148小石川文子『スーサイド・ライフ』:2016/07/12(火) 21:02:04
>>147

  「――そんな『味』も……あるのね……」

ポポノ博士の説明を聞いて得心が行った。
この部屋の奇抜さに圧倒されて、ここが金平糖工場の一部だということを忘れていた。
それなら、この部屋でも新しい味の開発が行われていたとしても不思議はない。

     スッ

知らず知らずの内に、そっと指先を伸ばして自分の唇に触れる。
愛する者との口付けの体感――もし、それが実現できたとしたら、どんなに素敵なことだろう。
今は上手くいっていないようだが、是非とも完成させて欲しいと、心から思った。
しかし――そうなると、この部屋に置かれている奇妙な品々も、そういった研究の結果なのだろうか。
だとすれば、それらは一体どんな味を目指して作られたものなのだろう?
その点に関しての疑問は尽きないが、ひとまず頭の片隅に追いやることにした。

  ――この『工場』の『最初』の『住人』……。

博士の言葉から、『ゴースト』がスタンドの本体であるという仮説は、より信憑性を増してきたように思える。
やはり、『彼女』に出会うことができれば、一連の謎を氷解させられる可能性は高い。
問題は、『ゴースト』の居場所だが、こればかりは自力で探すしかなさそうだ。
そして、ここにきて、また同じ言葉を聞かされてしまった。
こうも間違えられるということは、自分と『ゴースト』の容姿は、よほど似通っているのだろう。
何度も言われていると、まだ一度も出会ったことがないにも関わらず、奇妙な親近感を覚える。
そして、気になることは、もう一つあった。
『ゴースト』が文字通りの意味で『幽霊』であることは、博士の話で既に確定している。
また、ラポポ達の父親は、『彼女の中には大きな愛情が詰まっている』と言っていた。
そうなると、『ゴースト』である『彼女』が工場に留まっている理由は、『愛』なのだろうか……。
もし、この仮定が正しいとするなら、とても他人とは思えない。
『彼女』に会ってみたい――その思いが、自分の中で一段と強くなるのを感じた。

  「――ありがとうございました。

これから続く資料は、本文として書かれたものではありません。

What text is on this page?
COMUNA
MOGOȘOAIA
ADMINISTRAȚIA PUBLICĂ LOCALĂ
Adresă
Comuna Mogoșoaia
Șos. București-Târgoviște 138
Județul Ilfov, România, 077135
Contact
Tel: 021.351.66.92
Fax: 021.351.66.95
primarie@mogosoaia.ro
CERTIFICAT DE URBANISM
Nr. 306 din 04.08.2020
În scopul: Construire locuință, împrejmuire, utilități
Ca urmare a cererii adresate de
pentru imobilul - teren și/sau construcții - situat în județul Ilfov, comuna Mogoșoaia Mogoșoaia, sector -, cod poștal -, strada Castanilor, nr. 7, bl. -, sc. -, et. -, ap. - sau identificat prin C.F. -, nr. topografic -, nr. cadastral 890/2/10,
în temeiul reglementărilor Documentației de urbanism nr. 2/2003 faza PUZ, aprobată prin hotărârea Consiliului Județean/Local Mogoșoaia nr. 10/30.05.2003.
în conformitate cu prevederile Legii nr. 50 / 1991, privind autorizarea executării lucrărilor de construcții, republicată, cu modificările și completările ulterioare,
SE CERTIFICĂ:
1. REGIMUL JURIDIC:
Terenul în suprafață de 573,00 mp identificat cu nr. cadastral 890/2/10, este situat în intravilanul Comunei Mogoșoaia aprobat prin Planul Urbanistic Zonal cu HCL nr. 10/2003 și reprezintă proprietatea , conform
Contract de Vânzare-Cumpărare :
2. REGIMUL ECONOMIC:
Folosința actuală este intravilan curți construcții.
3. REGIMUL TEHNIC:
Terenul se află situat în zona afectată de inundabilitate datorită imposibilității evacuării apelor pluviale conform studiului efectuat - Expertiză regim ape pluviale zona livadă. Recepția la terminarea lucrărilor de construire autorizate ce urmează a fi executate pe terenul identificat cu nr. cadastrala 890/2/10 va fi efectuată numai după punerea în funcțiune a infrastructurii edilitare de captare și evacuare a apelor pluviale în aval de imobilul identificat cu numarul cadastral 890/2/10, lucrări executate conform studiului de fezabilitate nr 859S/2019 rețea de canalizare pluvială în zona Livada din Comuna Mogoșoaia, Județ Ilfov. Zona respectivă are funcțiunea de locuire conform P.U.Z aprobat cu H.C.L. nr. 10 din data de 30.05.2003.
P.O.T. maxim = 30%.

この研究の成功をお祈りします……。
   二人とも……もう一つの部屋に行くことにしましょう」

収穫としては十分だ。
あとは二人も行ったことがないという部屋を調べてみよう。
『魔法』の部屋を出て、残った部屋へ向かいたい。
ラポポ達の父親は、『求めたならば彼女は望みに応じるでしょう』とも言っていた。
彼の言葉を信じるならば、自分は少しずつ『ゴースト』に近付けているのだろうか?

     ドクン ドクン ドクン ドクン

ひそかな期待を込めて、最後の部屋の扉を開く……。